Es war eine langwierige Entscheidungsfindung gewesen, an der sich die Brüder und Schwestern der Gemeinschaft
rege beteiligt hatten.
Es standen viele Namen zur Wahl, alle eng verbunden mit der heiligen Aufgabe der Bruderschaft, als Streitmacht
der Kirche Temoras zu fungieren und die Lehren der Tugendbringerin in der Welt zu verbreiten und zu beschützen.
Immer weiter nahmen die Pläne Formen an und schlussendlich wurde der Grundstein gelegt.
Die angeheuerten Handwerker transportierten Steine, Balken und Werkzeug zu der Baustelle und Nevyn trug mehr als
einen Goldbeutel aus den Truhen der Bruderschaft zu den Steinmetzen und Holzfällern auf Gerimor und Lameriast.
Es würde ein der Herrin äusserst gefälliger Bau werden, wehrhaft und stark!
Ein würdiges Heim für ihre Gemeinschaft und ein sicherer Ort bei Gefahr.
Alle paar Tage ritten sie den beschwerlichen Weg und kontrollierten die Fortschritte, der letzte Bericht der
beauftragten Architekten besagt, dass der Boden, auf dem die Burg erbaut wurde, den Erwartungen entsprach
und das Bauwerk sicher tragen würde.
Es gab Wasser, freies Gelände...der perfekte Ort für eine ganze Siedlung temoratreuer Menschen.
Verfasst: Donnerstag 7. Februar 2008, 11:02
von Leonar Torin
Er rief laut über das Feld und grüßte Nevyn während er über den gefrorenen Boden lief. Das ganze sah gut aus der Bau wurde begonnen und der Schnee begann bereits zu tauen. Das meiste von dem weißen Zeug hatten sie bei tagelanger Arbeit zusammengetragen und fast wie eine Mauer um das Baugebiet herum platziert. Es diente als Schutz vor kaltem Wind und sollte so ein bisschen mehr vor Ausfällen bewahren.
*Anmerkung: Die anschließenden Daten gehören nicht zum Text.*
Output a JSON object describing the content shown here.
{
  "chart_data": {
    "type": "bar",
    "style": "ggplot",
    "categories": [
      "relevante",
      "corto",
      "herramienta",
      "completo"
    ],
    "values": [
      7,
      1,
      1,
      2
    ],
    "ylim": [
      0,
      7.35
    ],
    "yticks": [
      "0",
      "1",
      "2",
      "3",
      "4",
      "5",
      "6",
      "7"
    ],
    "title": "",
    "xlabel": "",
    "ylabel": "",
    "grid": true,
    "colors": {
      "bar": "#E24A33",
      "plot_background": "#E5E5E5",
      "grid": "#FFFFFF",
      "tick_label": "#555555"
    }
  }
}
„Bruder Nevyn wir haben den Segen Temoras auf unserer Seite. Der Boden hier ist das ganze Jahr über Trocken. Unsere Burg sollte auf ewig standhaft hier verweilen!“
Bekräftigte er Nevyn bei seiner Begutachtung. Der ganzen Sache auch seine Hilfe anzubieten, erfüllte ihn mit stolz. Tag täglich hatte er nun im Namen der Herrin zu tun. Leonar hatte keinen Zweifel gegenüber den stolzen Namen, des Standortes und des Sinns der Burg. Schon bald wird ein großes ganzes entstehen welches für Aufregung und Erzählungen unter den Völkern sorgen würde. Die Bruderschaft entwickelte sich prächtig fast wöchentlich trafen neue Anwärter ein und schlossen sich der Bruderschaft an. Er glaubte fest daran das Temora selbst ihren Segen über sie gab und besonders ihn traf es in letzter zeit mehr als positiv. Er hoffte das dies keine Fehlleitung seien würde doch durfte er sich auch nicht auf seinen oder gar den Lorbeeren der Gemeinschaft ausruhen. Die Arbeit rief ihn aus seinen Gedanken. Baumaterialien mussten heran geschafft werden und der Boden so gut es geht vorbereitet werden. Er wusste ein festes Ganzes braucht auch den richtigen Grundstein.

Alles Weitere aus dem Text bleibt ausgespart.